Aços Villares se desfaz de participações 

A Aços Villares está se desfazendo das participações de 24,5% na Tecno-Logos, que desenvolve processos, e de 66% na Tecpar, que usa tecnologia metalúrgica para produção de ferro e ligas ferrosas com baixo custo de investimento e operação. A operação é um pouco confusa, pois haverá a transferência para a Tecno-Logos das ações que a Aços Villares tem. na Tecpar e outros bens relacionados ao empreendimento e, na sequência, a Tecpar resgatará a participação acionária da Aços Villares na Tecno-Logos, retirando-se da sociedade. Essa complicação envolverá a importância de R$ 20,5 milhões, mas que pode chegar a R$ 30,5 milhões dependendo do implemento de determinadas condições. Essa explicação é ótima, pois ninguém sabe o que significa, a não ser os Gerdau. 

Fitch eleva rating do Daycoval 

A Fitch Ratings elevou os ratings de longo prazo em moeda estrangeira e local do Banco Daycoval para "BB" de "BB-", perspectiva estável; rating nacional de longo prazo para "A+(bra)" de "A(bra)", perspectiva estável. Para a agência, o banco tem histórico consistente de adequada lucratividade operando com baixa alavancagem, e se destaca em relação aos demais.

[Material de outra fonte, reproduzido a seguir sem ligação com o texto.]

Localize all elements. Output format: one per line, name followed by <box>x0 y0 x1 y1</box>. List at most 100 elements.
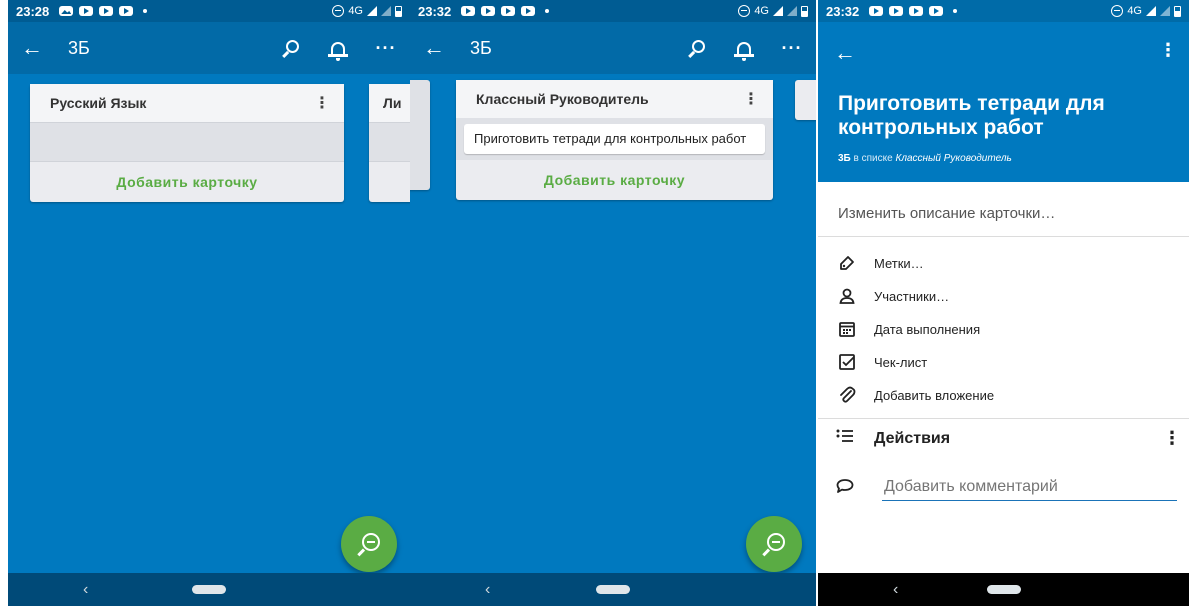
notifications-button[interactable] <box>314 24 362 72</box>
youtube-notification-icon <box>869 6 884 16</box>
list-cards-area <box>369 122 410 162</box>
divider <box>818 236 1189 237</box>
image-notification-icon <box>59 6 74 16</box>
youtube-notification-icon <box>501 6 516 16</box>
search-icon <box>691 39 705 53</box>
list-menu-icon[interactable]: ⋮ <box>743 89 759 109</box>
screen-card-detail: 23:32 4G ← ⋮ Приготовить тетради для кон… <box>818 0 1189 606</box>
person-icon <box>836 287 858 305</box>
back-arrow-icon[interactable]: ← <box>410 35 458 61</box>
tag-icon <box>836 254 858 272</box>
app-bar: ← 3Б ··· <box>410 22 816 74</box>
network-type: 4G <box>348 5 363 17</box>
screen-board-1: 23:28 4G ← 3Б ··· Русский Язык ⋮ Добавит… <box>8 0 410 606</box>
notifications-button[interactable] <box>720 24 768 72</box>
search-button[interactable] <box>266 24 314 72</box>
system-nav-bar: ‹ <box>410 573 816 606</box>
back-arrow-icon[interactable]: ← <box>8 35 56 61</box>
status-bar: 23:32 4G <box>818 0 1189 22</box>
list-previous <box>410 80 430 190</box>
divider <box>818 418 1189 419</box>
network-type: 4G <box>1127 5 1142 17</box>
list-title: Русский Язык <box>50 95 147 111</box>
option-label: Метки… <box>874 255 924 271</box>
youtube-notification-icon <box>119 6 134 16</box>
more-options-icon[interactable]: ··· <box>768 24 816 72</box>
list-title: Классный Руководитель <box>476 91 649 107</box>
checkbox-icon <box>836 353 858 371</box>
youtube-notification-icon <box>481 6 496 16</box>
nav-home-pill[interactable] <box>192 585 226 594</box>
board-title: 3Б <box>470 37 492 58</box>
comment-icon <box>836 478 858 499</box>
card-title[interactable]: Приготовить тетради для контрольных рабо… <box>838 92 1168 140</box>
checklist-option[interactable]: Чек-лист <box>836 353 927 371</box>
board-title: 3Б <box>68 37 90 58</box>
option-label: Добавить вложение <box>874 387 995 403</box>
card-description-field[interactable]: Изменить описание карточки… <box>838 205 1055 222</box>
dnd-icon <box>738 5 751 17</box>
option-label: Дата выполнения <box>874 321 981 337</box>
members-option[interactable]: Участники… <box>836 287 949 305</box>
list-next <box>795 80 816 120</box>
signal-icon <box>1160 6 1170 16</box>
activity-header: Действия ⋮ <box>836 428 1181 449</box>
network-type: 4G <box>754 5 769 17</box>
nav-home-pill[interactable] <box>596 585 630 594</box>
list-header[interactable]: Ли ⋮ <box>369 84 410 122</box>
more-options-icon[interactable]: ··· <box>362 24 410 72</box>
screen-board-2: 23:32 4G ← 3Б ··· Классный Руководитель … <box>410 0 816 606</box>
youtube-notification-icon <box>79 6 94 16</box>
youtube-notification-icon <box>461 6 476 16</box>
list-russian: Русский Язык ⋮ Добавить карточку <box>30 84 344 202</box>
more-notifications-dot <box>953 9 958 13</box>
list-header[interactable]: Русский Язык ⋮ <box>30 84 344 122</box>
nav-back-icon[interactable]: ‹ <box>485 581 490 599</box>
list-title: Ли <box>383 95 402 111</box>
list-header[interactable]: Классный Руководитель ⋮ <box>456 80 773 118</box>
system-nav-bar: ‹ <box>818 573 1189 606</box>
list-class-teacher: Классный Руководитель ⋮ Приготовить тетр… <box>456 80 773 200</box>
add-card-button[interactable] <box>369 162 410 202</box>
signal-icon <box>787 6 797 16</box>
zoom-fab[interactable] <box>746 516 802 572</box>
youtube-notification-icon <box>929 6 944 16</box>
status-bar: 23:32 4G <box>410 0 816 22</box>
attachment-option[interactable]: Добавить вложение <box>836 386 994 404</box>
paperclip-icon <box>836 386 858 404</box>
status-time: 23:28 <box>16 3 50 19</box>
youtube-notification-icon <box>909 6 924 16</box>
card-board-name: 3Б <box>838 153 851 164</box>
battery-icon <box>395 5 402 17</box>
search-icon <box>285 39 299 53</box>
nav-back-icon[interactable]: ‹ <box>893 581 898 599</box>
signal-icon <box>367 6 377 16</box>
add-card-button[interactable]: Добавить карточку <box>456 160 773 200</box>
battery-icon <box>1174 5 1181 17</box>
labels-option[interactable]: Метки… <box>836 254 924 272</box>
youtube-notification-icon <box>889 6 904 16</box>
due-date-option[interactable]: Дата выполнения <box>836 320 980 338</box>
status-time: 23:32 <box>418 3 452 19</box>
card-menu-icon[interactable]: ⋮ <box>1159 40 1177 61</box>
list-cards-area <box>30 122 344 162</box>
status-time: 23:32 <box>826 3 860 19</box>
activity-menu-icon[interactable]: ⋮ <box>1163 428 1181 449</box>
youtube-notification-icon <box>521 6 536 16</box>
bell-icon <box>328 41 348 61</box>
card-item[interactable]: Приготовить тетради для контрольных рабо… <box>464 124 765 154</box>
nav-back-icon[interactable]: ‹ <box>83 581 88 599</box>
list-menu-icon[interactable]: ⋮ <box>314 93 330 113</box>
comment-input[interactable] <box>882 476 1177 501</box>
signal-icon <box>1146 6 1156 16</box>
nav-home-pill[interactable] <box>986 585 1021 594</box>
card-location-text: в списке <box>850 153 896 164</box>
back-arrow-icon[interactable]: ← <box>834 40 856 66</box>
option-label: Чек-лист <box>874 354 928 370</box>
add-card-button[interactable]: Добавить карточку <box>30 162 344 202</box>
activity-list-icon <box>836 429 858 448</box>
search-button[interactable] <box>672 24 720 72</box>
signal-icon <box>381 6 391 16</box>
list-next: Ли ⋮ <box>369 84 410 202</box>
zoom-fab[interactable] <box>341 516 397 572</box>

Além disso, tem bons índices de eficiência, boa administração de liquidez e a habilidade gerencial em períodos de crise. 

Patagônia agora quer as pessoas físicas 

Depois de fazer o lançamento de BDRs que não tiveram direito a participar do programa que foi posteriormente autorizado, os controladores do Banco Patagônia resolveram reorganizar seus programas de deposito em Estados Unidos mediante a adequação do Programa "Regulação S de ADRs" com subjacente em BDRs. O objetivo dos argentinos é conquistar investidores pessoas físicas no exterior, pois, no momento, seus acionistas nos Estados Unidos são investidores institucionais. 

Paraná Banco faz campanha para captar mais 

Para a captação de recursos em notes da série 2 negociadas no Euro MTF Market do programa de US$ 300 milhões iniciado em agosto de 2008, o Paraná Banco contratou para atuarem como joint bookrunners as instituições financeiras Queluz Securities LLP e Jefferies & Company, Inc. Como legal advisers foram contratados Proskauer Rose LLP e Machado, Meyer, Sendacz e Opice Advogados. Serão promovidos roadshows em Nova York, Miami, Montevidéu, São Paulo, Londres, Genebra e Zurique, nos dias 14, 15 e 16 de dezembro. 

Saem recursos para Log-in construir 2 navios 

A Log-In vai receber do Banco Nacional do Desenvolvimento Econômico e Social os recursos para a construção de dois navios graneleiros especializados para transporte de bauxita no Estaleiro Ilha S/A - Eisa. O financiamento será de R$ 301,9 milhões, cerca de 90% dos gastos previstos, e serão utilizados recursos do Fundo da Marinha Mercante (FMM).